Swine Flue

Flue

Swine flu is one of those emerging infections that are constantly hunting a majority of human beings. It is basically H1N1 Flu or Swine Flu. Swine flu is the disease of pigs that does not normally affect human beings however there is no compulsion. Nowadays, people are diagnosed with swine flu that is caused by a virus. The symptoms of swine flu are not different from common flu, but it may include body aches, fatigue, chills, cough and headaches.

The Risk Factors of Swine Flu

The swine flu is contagious and can transfer from the affected person to his or her acquaintance. There is no vaccine discovered yet however it is possible to avoid the spread of swine flu from person to person. To treat or to prevent swine flu antiviral medicines are available but the best way is self-precaution. The germs and virus that thrust you to respirator illness, that is influenza, must be prevented. Following ways will be helpful in avoiding the risk:

  • One must cover his or her nose and mouth while coughing or sneezing.
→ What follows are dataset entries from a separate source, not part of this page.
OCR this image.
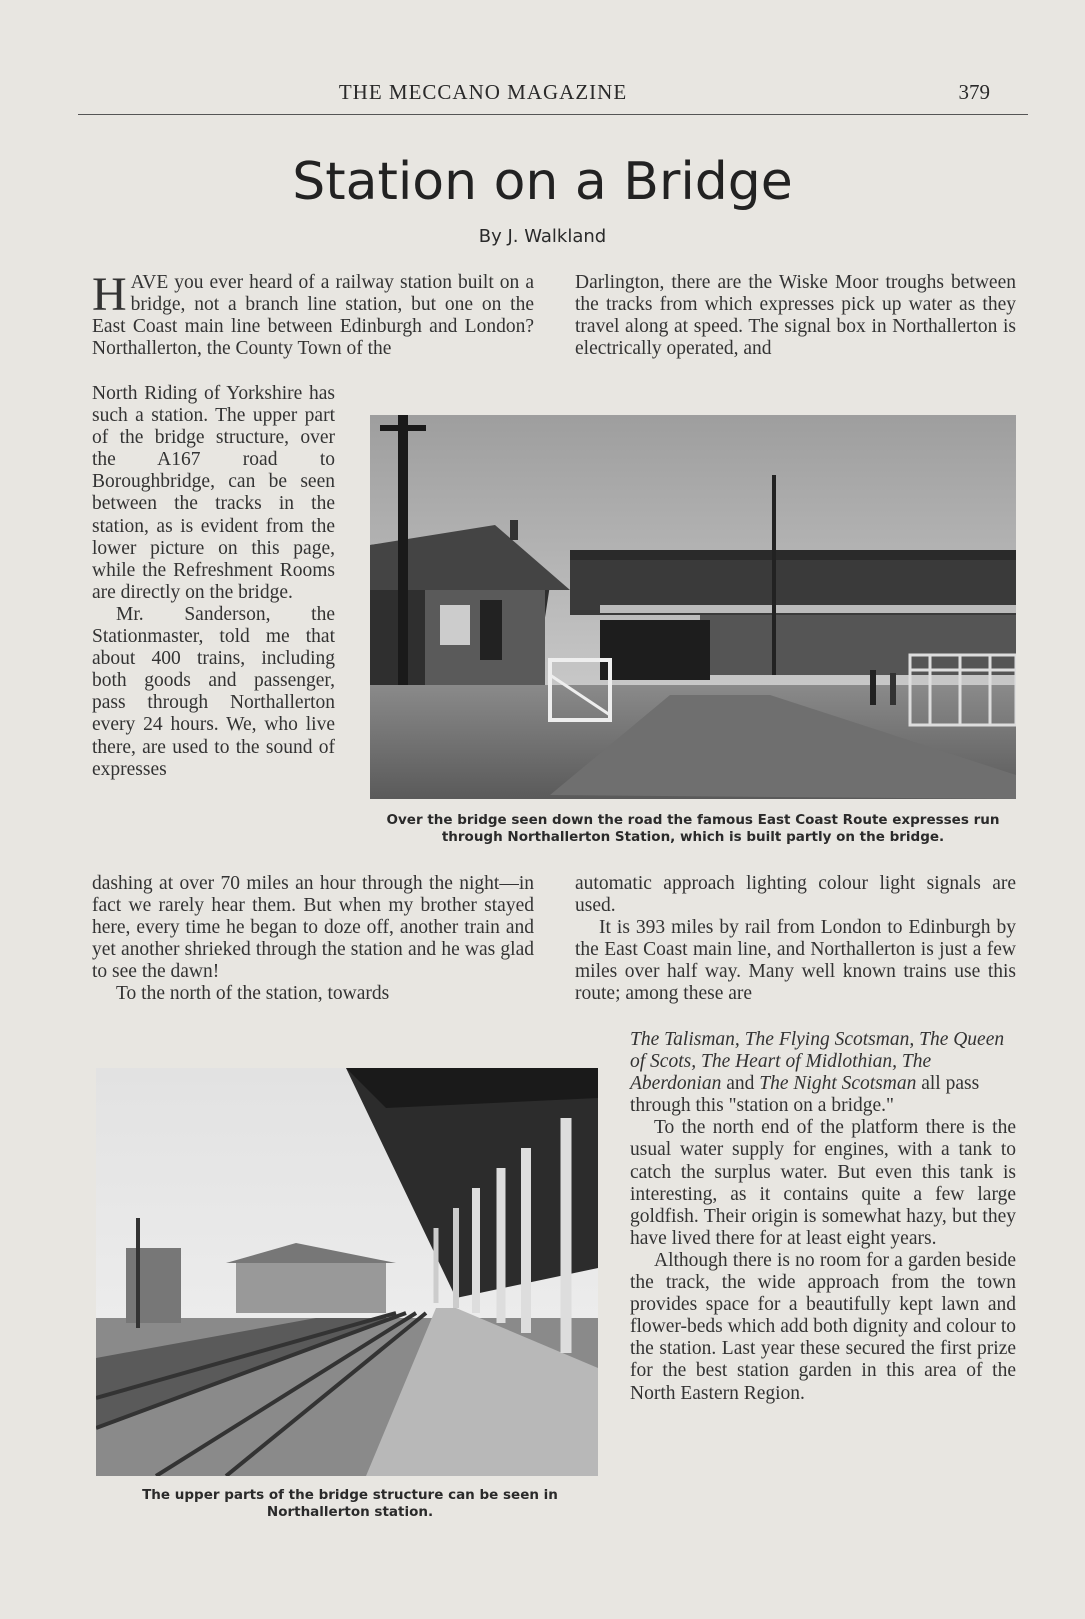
THE MECCANO MAGAZINE	379
Station on a Bridge
By J. Walkland

HAVE you ever heard of a railway station built on a bridge, not a branch line station, but one on the East Coast main line between Edinburgh and London? Northallerton, the County Town of the

North Riding of Yorkshire has such a station. The upper part of the bridge structure, over the A167 road to Boroughbridge, can be seen between the tracks in the station, as is evident from the lower picture on this page, while the Refreshment Rooms are directly on the bridge.

Mr. Sanderson, the Stationmaster, told me that about 400 trains, including both goods and passenger, pass through Northallerton every 24 hours. We, who live there, are used to the sound of expresses

dashing at over 70 miles an hour through the night—in fact we rarely hear them. But when my brother stayed here, every time he began to doze off, another train and yet another shrieked through the station and he was glad to see the dawn!

To the north of the station, towards

Darlington, there are the Wiske Moor troughs between the tracks from which expresses pick up water as they travel along at speed. The signal box in Northallerton is electrically operated, and

Over the bridge seen down the road the famous East Coast Route expresses run through Northallerton Station, which is built partly on the bridge.

automatic approach lighting colour light signals are used.

It is 393 miles by rail from London to Edinburgh by the East Coast main line, and Northallerton is just a few miles over half way. Many well known trains use this route; among these are

The Talisman, The Flying Scotsman, The Queen of Scots, The Heart of Midlothian, The Aberdonian and The Night Scotsman all pass through this "station on a bridge."

To the north end of the platform there is the usual water supply for engines, with a tank to catch the surplus water. But even this tank is interesting, as it contains quite a few large goldfish. Their origin is somewhat hazy, but they have lived there for at least eight years.

Although there is no room for a garden beside the track, the wide approach from the town provides space for a beautifully kept lawn and flower-beds which add both dignity and colour to the station. Last year these secured the first prize for the best station garden in this area of the North Eastern Region.

The upper parts of the bridge structure can be seen in Northallerton station.
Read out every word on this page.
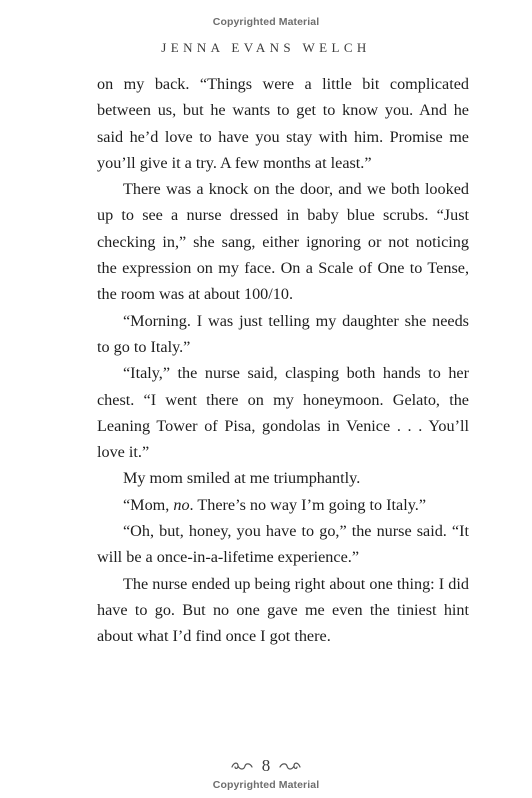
Copyrighted Material
JENNA EVANS WELCH

on my back. “Things were a little bit complicated between us, but he wants to get to know you. And he said he’d love to have you stay with him. Promise me you’ll give it a try. A few months at least.”

There was a knock on the door, and we both looked up to see a nurse dressed in baby blue scrubs. “Just checking in,” she sang, either ignoring or not noticing the expression on my face. On a Scale of One to Tense, the room was at about 100/10.

“Morning. I was just telling my daughter she needs to go to Italy.”

“Italy,” the nurse said, clasping both hands to her chest. “I went there on my honeymoon. Gelato, the Leaning Tower of Pisa, gondolas in Venice . . . You’ll love it.”

My mom smiled at me triumphantly.

“Mom, no. There’s no way I’m going to Italy.”

“Oh, but, honey, you have to go,” the nurse said. “It will be a once-in-a-lifetime experience.”

The nurse ended up being right about one thing: I did have to go. But no one gave me even the tiniest hint about what I’d find once I got there.

8
Copyrighted Material
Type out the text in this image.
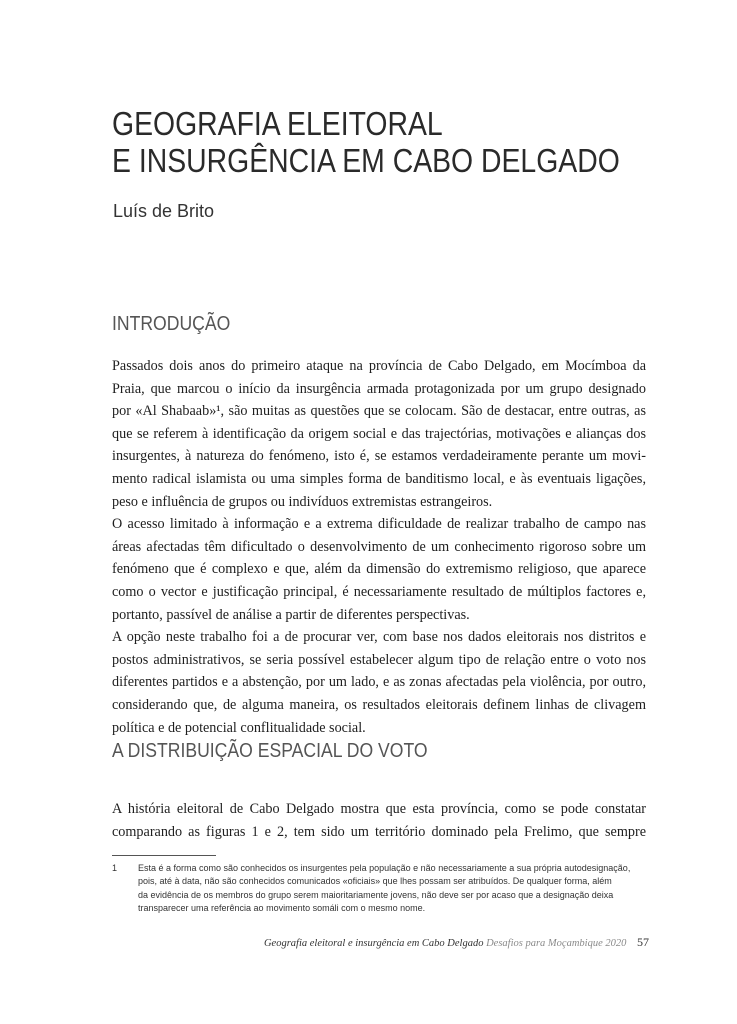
GEOGRAFIA ELEITORAL
E INSURGÊNCIA EM CABO DELGADO
Luís de Brito
INTRODUÇÃO
Passados dois anos do primeiro ataque na província de Cabo Delgado, em Mocímboa da
Praia, que marcou o início da insurgência armada protagonizada por um grupo designado
por «Al Shabaab»¹, são muitas as questões que se colocam. São de destacar, entre outras, as
que se referem à identificação da origem social e das trajectórias, motivações e alianças dos
insurgentes, à natureza do fenómeno, isto é, se estamos verdadeiramente perante um movi-
mento radical islamista ou uma simples forma de banditismo local, e às eventuais ligações,
peso e influência de grupos ou indivíduos extremistas estrangeiros.
O acesso limitado à informação e a extrema dificuldade de realizar trabalho de campo nas
áreas afectadas têm dificultado o desenvolvimento de um conhecimento rigoroso sobre um
fenómeno que é complexo e que, além da dimensão do extremismo religioso, que aparece
como o vector e justificação principal, é necessariamente resultado de múltiplos factores e,
portanto, passível de análise a partir de diferentes perspectivas.
A opção neste trabalho foi a de procurar ver, com base nos dados eleitorais nos distritos e
postos administrativos, se seria possível estabelecer algum tipo de relação entre o voto nos
diferentes partidos e a abstenção, por um lado, e as zonas afectadas pela violência, por outro,
considerando que, de alguma maneira, os resultados eleitorais definem linhas de clivagem
política e de potencial conflitualidade social.
A DISTRIBUIÇÃO ESPACIAL DO VOTO
A história eleitoral de Cabo Delgado mostra que esta província, como se pode constatar
comparando as figuras 1 e 2, tem sido um território dominado pela Frelimo, que sempre
1 Esta é a forma como são conhecidos os insurgentes pela população e não necessariamente a sua própria autodesignação,
pois, até à data, não são conhecidos comunicados «oficiais» que lhes possam ser atribuídos. De qualquer forma, além
da evidência de os membros do grupo serem maioritariamente jovens, não deve ser por acaso que a designação deixa
transparecer uma referência ao movimento somáli com o mesmo nome.
Geografia eleitoral e insurgência em Cabo Delgado Desafios para Moçambique 2020 57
A tissue paper or handkerchief can be used for the purpose. One must dispose of the tissue paper or cloth right after usage.
  • Washing and cleaning hands after sneezing and coughing can contribute a lot in saving others from getting the infection. It is suggested that alcohol based hand cleaners must be used to wash.
  • If one goes on touching or rubbing one’s face especially mouth, nose or eyes, the germs will transfer to hands and thereby move to other people. It is best to keep your hands away from your mouth.
  • If someone in your family, friends or acquaintance is suffering form the swine flu avoid to come in contact. In case you come in contact with the patient wash the suspected area thoroughly.
  • In case one has swine flu the best way to limit the infection is to avoid school or office as much as possible.

There are three types of influenza A virus subtypes (H1N1, H3N2 and H1N2) that are circulating worldwide. Before 1998, swine population of United States was widely diagnosed with H1N1. However, the H3N2 subtypes are isolated from the pigs after August 1998.

Veterinary Vaccines

Swine flu is among one of the great problem human beings are facing since recent decades. Inconsistent response is offered by the evolution of virus to the conventional vaccines. The standard swine flu vaccines that are commercially available are only effective in limiting the virus infection when the strain of virus is similar to important cross protection, where custom vaccines that make use of certain isolated viruses are used only in complicated cases.
To control the SIV and the prevention of swine influenza in farms the present vaccine strategies involve the use of a number of bivalent SIV vaccines that are provided on commercial level in United States.

Treatment of Swine Flue

For the prevention of swine flu and its treatment CDC recommends the usage of Relenza (zanamivir) or Tamiflu (oseltamivir). For a person who is sick, the use of antiviral drugs will help him feeling relieved by milding the illness. The antiviral can also help in avoiding serious complications. Treatment can be more effective if the vaccine is provided soon after the diagnosis of symptoms that is within 2 days of symptoms.

Swine Flu Outbreaks in Humans

As a zoonosis in human beings the swine flu is at numerous times reported in the history of mankind. In 1918, flu pandemic in human beings was attributed to the H1N1 that reflected only two probabilities: either zoonosis moved from swine to the humans or from humans to the swine. The available evidence of that time are not sufficient to propose healthy answer to the question.

The United States an army recruit at Fort Dix started to feel tired and sick, in 1976. The soldier dies the very next day where four of his colleagues were hospitalized. After the 2 weeks of his deaths, doctors pronounce swine flu to be the cause of his death and associated the strain of flu to the 1918 flu pandemic.

The latest strains of swine flu 2009 involve the re-assortment of few strains of influenza A subtype of virus H1N1. The prime genetic characteristics of these swine flu virus was also detected in the United States pigs in 1999. The source of this swine outbreak is unknown and there are a number of theories pointing out one factor or another. Some people believe that Asian and European strains migrated to the Mexico by the virtue of people or birds and combined with the strains of North America in the pig factory farms of Mexico before moving to the farm workers.

Efforts are made to curb the influenza but currently it seems impossible to deal with an issue of unknown roots. The best way to avoid death by swine flu is proper care and vaccine before getting the infection. Research is going on in the field of vaccines and the solution will be hopefully available in the early years of next decade.